Perhaps the most defining factor of Hollow Knight, and an example of interactive media’s potential to profoundly explore one’s agency, is in how it deals with death. It forces you to fully own up to your regrets, to make up for the rashness of your past and its complications. You’ll find yourself, having made the long way back to where you last fell, taking on your own soul in fierce battle. And so you’re pushed back to the brink, again and again, and may even fall into a cycle. You’ll be humbled repeatedly in the dark tunnel, by the light of your soul armed with fireballs. In the face of your own vigor you’ll be mercilessly humbled and may just have to come back and try later. And so in this way, progress is made precious, since a fallback can be truly punishing. But this cycle of rebirth—of challenge and crossroads—proves always to be truest to life. Because in all things that matter, we’re our own worst enemies. We’re the most meaningful sources of strife.

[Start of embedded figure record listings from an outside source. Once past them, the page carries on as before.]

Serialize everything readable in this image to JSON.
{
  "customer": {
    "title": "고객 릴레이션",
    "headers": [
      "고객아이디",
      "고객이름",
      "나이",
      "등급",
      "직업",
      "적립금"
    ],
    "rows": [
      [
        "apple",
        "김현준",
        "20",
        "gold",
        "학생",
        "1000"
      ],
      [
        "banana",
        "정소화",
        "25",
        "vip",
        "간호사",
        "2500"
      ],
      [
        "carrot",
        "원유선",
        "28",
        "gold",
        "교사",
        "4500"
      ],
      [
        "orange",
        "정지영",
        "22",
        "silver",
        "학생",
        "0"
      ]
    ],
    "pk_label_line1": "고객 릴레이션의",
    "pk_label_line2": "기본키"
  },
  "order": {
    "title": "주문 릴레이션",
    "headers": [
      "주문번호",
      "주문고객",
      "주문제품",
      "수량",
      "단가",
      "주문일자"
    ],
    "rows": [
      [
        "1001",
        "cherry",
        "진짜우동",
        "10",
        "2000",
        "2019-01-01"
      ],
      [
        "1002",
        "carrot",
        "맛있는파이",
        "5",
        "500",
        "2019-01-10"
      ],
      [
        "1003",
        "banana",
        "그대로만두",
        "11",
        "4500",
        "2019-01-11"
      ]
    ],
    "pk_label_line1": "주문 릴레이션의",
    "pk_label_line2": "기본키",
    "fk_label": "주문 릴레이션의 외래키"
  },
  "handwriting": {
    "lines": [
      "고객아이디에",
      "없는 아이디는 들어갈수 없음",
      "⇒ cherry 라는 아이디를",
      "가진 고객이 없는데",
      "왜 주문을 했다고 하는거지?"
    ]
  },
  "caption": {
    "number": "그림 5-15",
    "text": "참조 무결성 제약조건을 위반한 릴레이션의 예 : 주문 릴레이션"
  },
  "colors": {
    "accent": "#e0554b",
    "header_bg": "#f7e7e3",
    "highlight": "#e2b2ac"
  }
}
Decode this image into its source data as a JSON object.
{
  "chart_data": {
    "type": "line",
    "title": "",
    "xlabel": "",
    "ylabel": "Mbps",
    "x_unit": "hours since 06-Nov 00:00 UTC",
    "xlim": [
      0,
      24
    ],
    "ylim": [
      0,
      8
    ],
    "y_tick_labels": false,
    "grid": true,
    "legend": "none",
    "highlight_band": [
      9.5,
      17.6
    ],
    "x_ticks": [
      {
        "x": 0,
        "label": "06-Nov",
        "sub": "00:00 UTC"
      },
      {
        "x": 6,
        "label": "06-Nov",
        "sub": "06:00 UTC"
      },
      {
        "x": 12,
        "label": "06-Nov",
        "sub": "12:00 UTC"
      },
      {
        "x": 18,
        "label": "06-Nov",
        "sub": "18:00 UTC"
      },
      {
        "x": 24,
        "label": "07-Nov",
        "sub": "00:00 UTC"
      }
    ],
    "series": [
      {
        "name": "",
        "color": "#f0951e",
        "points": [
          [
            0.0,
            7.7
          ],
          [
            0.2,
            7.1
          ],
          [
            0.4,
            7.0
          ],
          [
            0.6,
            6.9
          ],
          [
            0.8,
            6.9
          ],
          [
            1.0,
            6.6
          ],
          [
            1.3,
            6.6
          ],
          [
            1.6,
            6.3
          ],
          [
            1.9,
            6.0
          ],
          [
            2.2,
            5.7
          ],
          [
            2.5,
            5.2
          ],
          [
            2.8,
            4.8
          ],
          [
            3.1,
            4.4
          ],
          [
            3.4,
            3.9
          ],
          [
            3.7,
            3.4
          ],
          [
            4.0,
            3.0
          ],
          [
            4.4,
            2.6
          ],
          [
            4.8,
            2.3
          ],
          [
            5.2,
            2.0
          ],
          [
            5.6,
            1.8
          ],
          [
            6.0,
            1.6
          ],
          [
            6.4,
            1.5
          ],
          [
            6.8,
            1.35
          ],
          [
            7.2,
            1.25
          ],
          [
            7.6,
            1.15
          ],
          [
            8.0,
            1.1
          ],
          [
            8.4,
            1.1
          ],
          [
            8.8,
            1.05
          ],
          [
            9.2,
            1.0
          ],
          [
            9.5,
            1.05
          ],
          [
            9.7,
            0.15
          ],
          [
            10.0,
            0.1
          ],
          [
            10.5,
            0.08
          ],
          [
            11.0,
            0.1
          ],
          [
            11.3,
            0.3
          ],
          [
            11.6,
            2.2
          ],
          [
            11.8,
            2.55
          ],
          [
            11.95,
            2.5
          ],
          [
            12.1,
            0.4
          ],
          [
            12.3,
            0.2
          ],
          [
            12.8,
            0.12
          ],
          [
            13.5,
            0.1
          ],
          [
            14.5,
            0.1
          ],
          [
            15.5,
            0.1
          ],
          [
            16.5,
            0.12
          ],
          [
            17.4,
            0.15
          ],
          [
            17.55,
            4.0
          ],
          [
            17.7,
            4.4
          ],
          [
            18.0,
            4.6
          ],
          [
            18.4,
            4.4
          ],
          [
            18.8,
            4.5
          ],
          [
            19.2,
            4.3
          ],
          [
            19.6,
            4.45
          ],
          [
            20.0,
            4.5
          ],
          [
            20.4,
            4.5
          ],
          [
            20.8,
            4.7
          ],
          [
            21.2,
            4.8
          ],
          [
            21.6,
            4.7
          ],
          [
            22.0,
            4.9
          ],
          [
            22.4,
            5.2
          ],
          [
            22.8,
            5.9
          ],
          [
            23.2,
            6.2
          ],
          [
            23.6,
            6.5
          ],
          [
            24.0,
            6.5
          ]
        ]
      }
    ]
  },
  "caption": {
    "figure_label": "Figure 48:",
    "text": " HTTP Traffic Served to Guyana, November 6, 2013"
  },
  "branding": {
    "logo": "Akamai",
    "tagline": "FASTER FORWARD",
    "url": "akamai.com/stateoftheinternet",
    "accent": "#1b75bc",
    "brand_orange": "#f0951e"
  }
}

So if you want a game with gravity, where the pressure of a world rests on your shoulders—but also a game with audacity, the audacity to punish your hubris—pick up “Hollow Knight.” Be a God and take on the real responsibility of your power. Lose your way, lose your soul, lose your sword and be forced to battle back from the brink of mortality. Because as Joseph Campbell and all the legends of epic know, to seek the heavens one must often traverse hell. Because only then, in triumph or return, could one know what it means to be a hero—it means time, it means sacrifice, it means action. It means scars that tell a good story.